- 1二次元好きの匿名さん23/11/14(火) 09:44:48
「……! トレーナー、『まんまる』の“LITI”を“摂取”したい……!」
学園から電車で数時間ほど離れた街、俺達は最新のトレーニング器具が見られる展覧会へ来ていた。
そしてたまたま迷い込んで場所にあった出店に向けて、担当ウマ娘のネオユニヴァースはその蒼い瞳を輝かせる。
彼女の視線の先には『プレミアムまんまる焼き(レアチーズ味)』の文字。
確か、このお店の系列店が学園の近くにもあった気がする。
ここのまんまる焼きは基本はあんことクリーム、そしてプレミアムと称する期間限定の味を品揃えしていた。
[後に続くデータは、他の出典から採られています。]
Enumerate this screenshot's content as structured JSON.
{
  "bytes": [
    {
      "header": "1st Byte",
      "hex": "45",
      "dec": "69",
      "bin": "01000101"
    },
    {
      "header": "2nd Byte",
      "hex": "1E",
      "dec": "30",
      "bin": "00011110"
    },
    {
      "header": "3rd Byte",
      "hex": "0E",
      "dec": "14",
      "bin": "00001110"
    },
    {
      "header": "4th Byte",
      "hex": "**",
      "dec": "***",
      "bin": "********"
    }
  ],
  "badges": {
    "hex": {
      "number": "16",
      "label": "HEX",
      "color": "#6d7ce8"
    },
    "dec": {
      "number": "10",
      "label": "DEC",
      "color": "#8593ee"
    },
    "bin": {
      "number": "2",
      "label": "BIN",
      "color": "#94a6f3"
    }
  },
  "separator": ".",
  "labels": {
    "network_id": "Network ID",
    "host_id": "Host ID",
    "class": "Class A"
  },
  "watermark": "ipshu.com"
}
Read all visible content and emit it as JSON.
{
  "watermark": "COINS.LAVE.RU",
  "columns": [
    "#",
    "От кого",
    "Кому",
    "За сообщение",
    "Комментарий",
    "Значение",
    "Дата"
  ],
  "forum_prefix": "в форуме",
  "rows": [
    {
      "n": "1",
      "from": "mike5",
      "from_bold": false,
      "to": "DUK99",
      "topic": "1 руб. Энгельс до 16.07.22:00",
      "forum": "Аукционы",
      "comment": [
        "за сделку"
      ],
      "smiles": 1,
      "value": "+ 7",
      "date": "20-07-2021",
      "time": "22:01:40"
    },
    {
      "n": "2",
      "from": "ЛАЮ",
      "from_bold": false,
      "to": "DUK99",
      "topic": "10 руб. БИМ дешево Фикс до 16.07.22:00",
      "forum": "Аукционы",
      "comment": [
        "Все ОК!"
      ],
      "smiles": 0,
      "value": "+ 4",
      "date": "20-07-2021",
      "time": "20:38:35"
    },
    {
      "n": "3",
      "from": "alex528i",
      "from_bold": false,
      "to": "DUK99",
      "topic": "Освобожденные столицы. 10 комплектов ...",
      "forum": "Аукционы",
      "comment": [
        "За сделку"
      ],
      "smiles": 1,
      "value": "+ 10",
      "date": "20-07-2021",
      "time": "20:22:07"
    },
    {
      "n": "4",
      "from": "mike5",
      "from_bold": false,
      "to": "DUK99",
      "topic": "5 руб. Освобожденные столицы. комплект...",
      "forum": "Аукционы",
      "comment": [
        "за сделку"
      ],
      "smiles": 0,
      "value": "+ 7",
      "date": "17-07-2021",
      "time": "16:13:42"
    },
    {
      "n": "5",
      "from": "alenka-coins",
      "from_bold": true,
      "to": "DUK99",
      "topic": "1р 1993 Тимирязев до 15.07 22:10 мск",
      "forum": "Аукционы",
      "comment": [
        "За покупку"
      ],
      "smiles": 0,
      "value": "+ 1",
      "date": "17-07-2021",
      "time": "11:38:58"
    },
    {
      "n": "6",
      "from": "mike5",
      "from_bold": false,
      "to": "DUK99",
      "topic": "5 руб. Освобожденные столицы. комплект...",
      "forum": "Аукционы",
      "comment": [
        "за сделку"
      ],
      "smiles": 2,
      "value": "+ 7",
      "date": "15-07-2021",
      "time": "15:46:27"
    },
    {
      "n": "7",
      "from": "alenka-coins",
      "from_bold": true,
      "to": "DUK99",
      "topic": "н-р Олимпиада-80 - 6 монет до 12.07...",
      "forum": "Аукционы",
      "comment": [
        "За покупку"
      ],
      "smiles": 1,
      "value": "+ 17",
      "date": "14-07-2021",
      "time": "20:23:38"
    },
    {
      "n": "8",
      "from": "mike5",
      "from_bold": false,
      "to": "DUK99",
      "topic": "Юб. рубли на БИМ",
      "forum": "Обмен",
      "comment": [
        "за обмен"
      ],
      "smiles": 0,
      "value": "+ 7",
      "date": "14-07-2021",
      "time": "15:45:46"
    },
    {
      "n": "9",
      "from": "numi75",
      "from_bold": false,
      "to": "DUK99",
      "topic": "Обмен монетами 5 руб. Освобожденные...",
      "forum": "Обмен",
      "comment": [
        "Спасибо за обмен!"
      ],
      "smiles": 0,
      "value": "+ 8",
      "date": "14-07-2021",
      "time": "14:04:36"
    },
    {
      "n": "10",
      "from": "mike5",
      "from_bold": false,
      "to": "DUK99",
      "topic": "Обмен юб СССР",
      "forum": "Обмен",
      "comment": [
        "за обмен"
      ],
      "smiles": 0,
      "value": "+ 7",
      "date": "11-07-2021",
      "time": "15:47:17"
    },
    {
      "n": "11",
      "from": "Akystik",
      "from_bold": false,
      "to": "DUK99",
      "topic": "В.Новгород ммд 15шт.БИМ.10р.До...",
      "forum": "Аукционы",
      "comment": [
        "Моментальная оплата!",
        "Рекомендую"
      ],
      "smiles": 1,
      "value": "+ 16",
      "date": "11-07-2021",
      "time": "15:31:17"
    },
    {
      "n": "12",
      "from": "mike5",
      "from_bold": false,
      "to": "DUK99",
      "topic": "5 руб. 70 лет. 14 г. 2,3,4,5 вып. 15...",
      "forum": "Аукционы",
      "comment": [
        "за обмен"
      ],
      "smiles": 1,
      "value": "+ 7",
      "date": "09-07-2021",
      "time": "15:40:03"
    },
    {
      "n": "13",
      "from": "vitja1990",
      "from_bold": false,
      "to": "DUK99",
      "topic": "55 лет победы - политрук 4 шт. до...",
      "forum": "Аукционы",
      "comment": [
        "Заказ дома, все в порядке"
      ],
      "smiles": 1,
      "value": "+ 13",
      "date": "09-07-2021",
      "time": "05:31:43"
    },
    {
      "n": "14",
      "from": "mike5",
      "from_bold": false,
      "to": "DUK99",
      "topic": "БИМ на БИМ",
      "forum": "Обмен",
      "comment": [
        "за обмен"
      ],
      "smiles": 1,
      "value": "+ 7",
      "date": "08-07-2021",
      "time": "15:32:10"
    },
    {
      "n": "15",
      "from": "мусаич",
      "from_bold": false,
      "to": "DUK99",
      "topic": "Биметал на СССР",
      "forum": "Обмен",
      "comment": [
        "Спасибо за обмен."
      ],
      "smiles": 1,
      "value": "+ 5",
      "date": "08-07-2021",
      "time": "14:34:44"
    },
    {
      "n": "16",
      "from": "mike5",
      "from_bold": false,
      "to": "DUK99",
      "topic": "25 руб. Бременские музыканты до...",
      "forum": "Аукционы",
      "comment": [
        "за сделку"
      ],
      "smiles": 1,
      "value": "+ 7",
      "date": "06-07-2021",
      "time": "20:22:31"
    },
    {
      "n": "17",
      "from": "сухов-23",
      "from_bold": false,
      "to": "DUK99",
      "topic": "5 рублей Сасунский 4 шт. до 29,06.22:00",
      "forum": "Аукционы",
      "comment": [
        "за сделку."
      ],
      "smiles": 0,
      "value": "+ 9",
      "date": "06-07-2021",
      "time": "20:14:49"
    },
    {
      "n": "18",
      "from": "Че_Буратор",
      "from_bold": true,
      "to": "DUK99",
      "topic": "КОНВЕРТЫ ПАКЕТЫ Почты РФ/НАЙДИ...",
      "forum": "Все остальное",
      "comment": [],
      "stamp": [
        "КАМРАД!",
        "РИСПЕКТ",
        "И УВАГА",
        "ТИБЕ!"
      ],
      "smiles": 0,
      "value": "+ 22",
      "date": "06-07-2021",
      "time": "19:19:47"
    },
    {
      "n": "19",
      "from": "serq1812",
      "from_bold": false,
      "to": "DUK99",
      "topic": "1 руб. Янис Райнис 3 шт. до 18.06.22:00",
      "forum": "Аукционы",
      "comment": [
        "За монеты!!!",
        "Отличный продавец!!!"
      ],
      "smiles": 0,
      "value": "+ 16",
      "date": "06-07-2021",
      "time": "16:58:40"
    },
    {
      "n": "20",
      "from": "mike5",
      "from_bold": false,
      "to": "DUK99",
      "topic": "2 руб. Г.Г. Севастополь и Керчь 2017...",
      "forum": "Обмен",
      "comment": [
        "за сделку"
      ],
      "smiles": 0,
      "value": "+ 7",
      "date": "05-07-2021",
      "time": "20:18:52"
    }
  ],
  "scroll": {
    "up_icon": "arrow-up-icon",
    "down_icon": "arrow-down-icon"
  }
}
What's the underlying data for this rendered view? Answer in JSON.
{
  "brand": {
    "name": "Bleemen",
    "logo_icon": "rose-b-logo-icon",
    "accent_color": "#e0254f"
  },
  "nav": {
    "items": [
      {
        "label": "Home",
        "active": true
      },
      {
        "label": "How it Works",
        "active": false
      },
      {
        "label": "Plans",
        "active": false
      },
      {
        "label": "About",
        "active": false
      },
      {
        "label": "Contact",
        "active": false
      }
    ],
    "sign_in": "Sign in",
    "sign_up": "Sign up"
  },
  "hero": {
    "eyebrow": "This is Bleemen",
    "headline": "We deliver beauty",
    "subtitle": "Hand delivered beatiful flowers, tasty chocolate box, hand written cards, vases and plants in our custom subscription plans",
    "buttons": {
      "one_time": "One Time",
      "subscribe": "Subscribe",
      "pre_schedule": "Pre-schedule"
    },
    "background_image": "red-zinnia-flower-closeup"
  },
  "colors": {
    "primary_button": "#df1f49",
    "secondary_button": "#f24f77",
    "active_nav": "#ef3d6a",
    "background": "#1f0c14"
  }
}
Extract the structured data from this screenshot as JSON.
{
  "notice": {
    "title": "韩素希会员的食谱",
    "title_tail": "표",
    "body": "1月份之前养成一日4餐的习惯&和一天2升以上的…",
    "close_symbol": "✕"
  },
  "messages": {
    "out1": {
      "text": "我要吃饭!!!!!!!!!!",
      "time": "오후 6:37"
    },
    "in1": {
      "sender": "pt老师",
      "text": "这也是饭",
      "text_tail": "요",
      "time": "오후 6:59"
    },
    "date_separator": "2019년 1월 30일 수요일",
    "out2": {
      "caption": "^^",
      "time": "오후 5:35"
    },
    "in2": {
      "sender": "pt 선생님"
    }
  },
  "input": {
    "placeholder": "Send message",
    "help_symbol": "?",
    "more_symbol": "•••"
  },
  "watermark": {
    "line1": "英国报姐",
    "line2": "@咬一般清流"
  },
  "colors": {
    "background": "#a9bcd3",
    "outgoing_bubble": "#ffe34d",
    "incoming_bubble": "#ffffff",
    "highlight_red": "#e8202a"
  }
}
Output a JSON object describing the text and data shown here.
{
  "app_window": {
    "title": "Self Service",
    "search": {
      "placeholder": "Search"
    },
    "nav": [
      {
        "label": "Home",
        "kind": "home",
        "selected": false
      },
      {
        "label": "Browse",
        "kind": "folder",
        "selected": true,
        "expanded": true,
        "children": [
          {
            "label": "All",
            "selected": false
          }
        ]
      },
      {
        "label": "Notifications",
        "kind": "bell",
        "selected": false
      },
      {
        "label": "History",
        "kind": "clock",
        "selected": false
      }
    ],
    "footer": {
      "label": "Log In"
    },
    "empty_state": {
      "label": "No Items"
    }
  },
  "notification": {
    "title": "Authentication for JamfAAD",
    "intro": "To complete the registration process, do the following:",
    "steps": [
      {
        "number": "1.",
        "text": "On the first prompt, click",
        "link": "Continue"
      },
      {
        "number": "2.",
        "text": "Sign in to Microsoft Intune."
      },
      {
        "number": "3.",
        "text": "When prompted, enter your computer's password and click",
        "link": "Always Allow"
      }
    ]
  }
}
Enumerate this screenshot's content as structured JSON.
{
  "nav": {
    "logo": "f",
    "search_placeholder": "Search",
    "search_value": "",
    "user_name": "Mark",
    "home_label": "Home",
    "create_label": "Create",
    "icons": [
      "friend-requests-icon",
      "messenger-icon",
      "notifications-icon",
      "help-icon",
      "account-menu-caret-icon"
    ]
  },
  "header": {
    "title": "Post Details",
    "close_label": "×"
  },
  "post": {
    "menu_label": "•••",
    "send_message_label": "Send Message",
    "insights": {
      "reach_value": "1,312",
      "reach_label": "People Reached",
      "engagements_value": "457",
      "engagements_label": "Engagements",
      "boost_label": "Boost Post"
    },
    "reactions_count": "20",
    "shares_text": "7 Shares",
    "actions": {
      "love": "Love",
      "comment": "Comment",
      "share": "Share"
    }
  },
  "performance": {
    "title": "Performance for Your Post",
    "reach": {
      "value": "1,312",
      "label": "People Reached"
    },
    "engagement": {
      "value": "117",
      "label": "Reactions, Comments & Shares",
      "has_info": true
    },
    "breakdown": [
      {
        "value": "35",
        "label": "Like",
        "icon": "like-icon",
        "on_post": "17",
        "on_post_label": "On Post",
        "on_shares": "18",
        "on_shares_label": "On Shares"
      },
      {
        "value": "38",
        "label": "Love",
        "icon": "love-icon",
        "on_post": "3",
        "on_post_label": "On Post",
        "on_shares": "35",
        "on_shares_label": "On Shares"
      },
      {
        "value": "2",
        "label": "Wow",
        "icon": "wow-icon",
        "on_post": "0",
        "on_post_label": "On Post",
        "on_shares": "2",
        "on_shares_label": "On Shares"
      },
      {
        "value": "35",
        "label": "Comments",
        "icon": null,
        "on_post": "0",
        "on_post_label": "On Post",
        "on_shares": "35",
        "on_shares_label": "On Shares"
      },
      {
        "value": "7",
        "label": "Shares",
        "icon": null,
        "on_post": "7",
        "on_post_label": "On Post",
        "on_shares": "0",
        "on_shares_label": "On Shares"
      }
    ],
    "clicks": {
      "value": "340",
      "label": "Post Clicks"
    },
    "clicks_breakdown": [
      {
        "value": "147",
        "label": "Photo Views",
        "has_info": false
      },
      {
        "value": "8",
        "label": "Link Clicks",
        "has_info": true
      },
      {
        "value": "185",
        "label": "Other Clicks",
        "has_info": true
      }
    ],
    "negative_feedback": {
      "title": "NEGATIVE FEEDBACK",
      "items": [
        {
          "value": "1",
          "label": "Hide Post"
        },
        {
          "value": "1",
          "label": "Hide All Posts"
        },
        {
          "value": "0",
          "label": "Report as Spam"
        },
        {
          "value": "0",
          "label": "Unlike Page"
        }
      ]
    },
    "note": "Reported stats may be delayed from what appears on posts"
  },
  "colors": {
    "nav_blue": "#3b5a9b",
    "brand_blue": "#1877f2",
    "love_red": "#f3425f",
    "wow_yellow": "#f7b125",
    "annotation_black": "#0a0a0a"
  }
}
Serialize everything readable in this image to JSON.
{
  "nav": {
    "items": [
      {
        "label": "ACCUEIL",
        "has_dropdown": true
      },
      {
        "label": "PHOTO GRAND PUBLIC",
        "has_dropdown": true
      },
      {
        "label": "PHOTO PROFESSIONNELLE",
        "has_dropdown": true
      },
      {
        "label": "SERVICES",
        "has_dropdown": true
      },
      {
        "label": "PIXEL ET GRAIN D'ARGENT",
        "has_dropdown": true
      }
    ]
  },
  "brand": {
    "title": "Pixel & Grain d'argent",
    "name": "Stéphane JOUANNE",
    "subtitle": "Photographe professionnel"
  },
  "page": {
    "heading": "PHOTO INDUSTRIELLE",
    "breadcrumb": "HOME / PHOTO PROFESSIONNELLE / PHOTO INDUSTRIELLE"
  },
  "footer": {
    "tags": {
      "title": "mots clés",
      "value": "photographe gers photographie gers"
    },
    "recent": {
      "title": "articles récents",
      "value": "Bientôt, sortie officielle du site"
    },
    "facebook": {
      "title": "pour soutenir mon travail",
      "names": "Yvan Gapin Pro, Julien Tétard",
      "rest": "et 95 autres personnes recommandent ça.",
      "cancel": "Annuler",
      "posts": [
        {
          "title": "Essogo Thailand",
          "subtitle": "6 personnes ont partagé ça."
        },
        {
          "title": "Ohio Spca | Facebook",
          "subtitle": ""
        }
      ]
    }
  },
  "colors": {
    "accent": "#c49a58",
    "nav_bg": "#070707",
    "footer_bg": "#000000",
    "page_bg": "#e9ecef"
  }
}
俺も少し小腹が空いて来たし、久しぶりに食べてみるのもいいかな。
「了解、買って来るから少し待ってて」
「アファーマティブ、ネオユニヴァースはここで“待機”をしているよ」
ユニヴァースは待ち切れないと言わんばかりに尻尾を揺らしていた。
そんな様子を微笑ましく見ながら、俺は売店へと足を運ぶ。
幸い、その時間は周囲に人も少なく、大して並ぶことなく注文をすることが出来た。
「すいません、プレミアムまんまる焼きを二つください」
「はいかしまりまし……あっ、申し訳ありません、プレミアムは残り一つだけで……」
「あー……じゃあ一つだけください」
言ってからあんこかクリームを買えば良かったな、と後悔する。
まあ、そこまでお腹が空いているわけでもないから、ユニヴァースの分だけでいいか。
会計を済ませて、包みに入ったまんまる焼きを受け取る。
出来立て……というわけじゃないだろうか、とても温かくて、それだけで美味しそうな雰囲気を感じた。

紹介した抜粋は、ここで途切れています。